After sixty-two years of active Church participation, it is this writer’s conviction that most of the bishops, priests, ministers and congregants of the various Churches are too chained to a violence-enmity justifying Christianity to free themselves from fear of the nonviolent Jesus and His Way of nonviolent love of friends and enemies. The unuttered but stupefying pivotal untruth on which this mendacious mythology relies and which the Refusing Churches propagate hourly is this: The Jesus who does not exist, that we know, is better and safer for us than the Jesus who does exist who we do not know!
It is a second conviction of this writer that in the contemporary world the axial agency for the graceful liberation of the Refusing Churches from their bondages to this sham security mythology is New Testament scholarship. If a substantial majority of New Testament scholars would collectively and publically declare that as the result of their persevering labors in New Testament studies it must be concluded, that it is incontestable that Jesus is nonviolent and that He is totally opposed to the use of violence and enmity for any purpose, then the chains would snap.
From the instant that such a declaration is made no Christian or Church, high or low, high-tech or low-tech, would ever again be able to say without denial of intellect that, ‘Follow Me,’ can include violence and enmity, that deciding for Jesus leaves open the options of violence and enmity. Both the Church and all humanity would be irrevocably changed by such a public pronouncement. All that the society of New Testament scholars can do here is plainly and coherently state what the New Testament and the primitive kerygma graphically and incontrovertibly state about the nonviolent Jesus and His Way of nonviolent love of friends and enemies – and then let the strings of consequences vibrate throughout human consciousness.
If after this declaration Christians and Churches choose to proclaim and practice a ‘gospel’ of justified violence and enmity, they and the world will know that their proclamation and practice is not based on anything that the Jesus of the New Testament and the primitive kerygma ever was, said or did.
Truth cannot be defended by falsehoods or by being unconcerned about falsehoods. Falsehoods are no less falsehoods because they are popular falsehoods or traditional falsehoods.
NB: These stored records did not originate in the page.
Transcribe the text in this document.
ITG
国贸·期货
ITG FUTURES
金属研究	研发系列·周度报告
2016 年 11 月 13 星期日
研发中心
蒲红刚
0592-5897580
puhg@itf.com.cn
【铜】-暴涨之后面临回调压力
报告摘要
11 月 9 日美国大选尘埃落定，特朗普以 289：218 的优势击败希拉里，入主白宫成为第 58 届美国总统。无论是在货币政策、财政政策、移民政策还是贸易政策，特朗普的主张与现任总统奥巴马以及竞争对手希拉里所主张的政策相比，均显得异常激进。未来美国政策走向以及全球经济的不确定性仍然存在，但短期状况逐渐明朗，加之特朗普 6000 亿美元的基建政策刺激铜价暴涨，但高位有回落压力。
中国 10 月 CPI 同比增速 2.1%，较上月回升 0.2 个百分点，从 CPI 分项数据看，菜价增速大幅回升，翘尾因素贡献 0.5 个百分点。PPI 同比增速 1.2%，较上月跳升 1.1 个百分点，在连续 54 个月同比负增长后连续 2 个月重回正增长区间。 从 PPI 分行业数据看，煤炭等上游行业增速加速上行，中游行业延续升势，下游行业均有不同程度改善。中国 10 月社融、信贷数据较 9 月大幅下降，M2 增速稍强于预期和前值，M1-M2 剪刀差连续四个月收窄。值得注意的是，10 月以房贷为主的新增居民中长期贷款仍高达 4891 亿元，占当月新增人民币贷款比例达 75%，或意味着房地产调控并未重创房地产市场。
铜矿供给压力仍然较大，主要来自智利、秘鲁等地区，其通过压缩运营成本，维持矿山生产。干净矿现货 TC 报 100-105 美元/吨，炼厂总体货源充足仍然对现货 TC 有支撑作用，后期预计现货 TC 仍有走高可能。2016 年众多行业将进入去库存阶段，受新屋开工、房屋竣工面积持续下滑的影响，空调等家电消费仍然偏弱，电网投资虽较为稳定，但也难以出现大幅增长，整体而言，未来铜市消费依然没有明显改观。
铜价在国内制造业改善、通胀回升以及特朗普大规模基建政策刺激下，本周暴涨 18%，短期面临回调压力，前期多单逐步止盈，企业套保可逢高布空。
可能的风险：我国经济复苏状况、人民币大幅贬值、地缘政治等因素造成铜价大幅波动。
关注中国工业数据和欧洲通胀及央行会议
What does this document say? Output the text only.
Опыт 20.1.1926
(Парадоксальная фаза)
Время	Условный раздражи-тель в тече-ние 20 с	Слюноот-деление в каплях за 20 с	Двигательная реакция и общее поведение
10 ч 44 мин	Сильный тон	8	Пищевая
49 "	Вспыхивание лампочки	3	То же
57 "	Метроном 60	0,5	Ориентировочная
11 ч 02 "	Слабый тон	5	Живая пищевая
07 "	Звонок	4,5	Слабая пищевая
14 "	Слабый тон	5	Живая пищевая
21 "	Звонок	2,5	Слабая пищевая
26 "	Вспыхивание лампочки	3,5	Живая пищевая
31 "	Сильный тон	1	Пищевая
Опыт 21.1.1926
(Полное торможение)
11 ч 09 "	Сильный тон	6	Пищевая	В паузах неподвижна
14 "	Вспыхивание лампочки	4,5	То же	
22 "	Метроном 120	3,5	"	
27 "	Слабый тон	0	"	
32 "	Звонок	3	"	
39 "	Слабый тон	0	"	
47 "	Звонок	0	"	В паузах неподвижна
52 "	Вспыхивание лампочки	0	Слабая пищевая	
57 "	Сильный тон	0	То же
The explicit or implicit scholarly ratification or ecclesiastical canonization of existing popular error by ignoring it or by obfuscating known truth is a dereliction of integrity by the scholar, as well as, by the Church leader. Professional exegetes may have little to say in the Church, but they ought to have the courage to say it. Indeed, where more is intrinsically required and vitally needed from the scholar or the Church leader, silence is perfidious.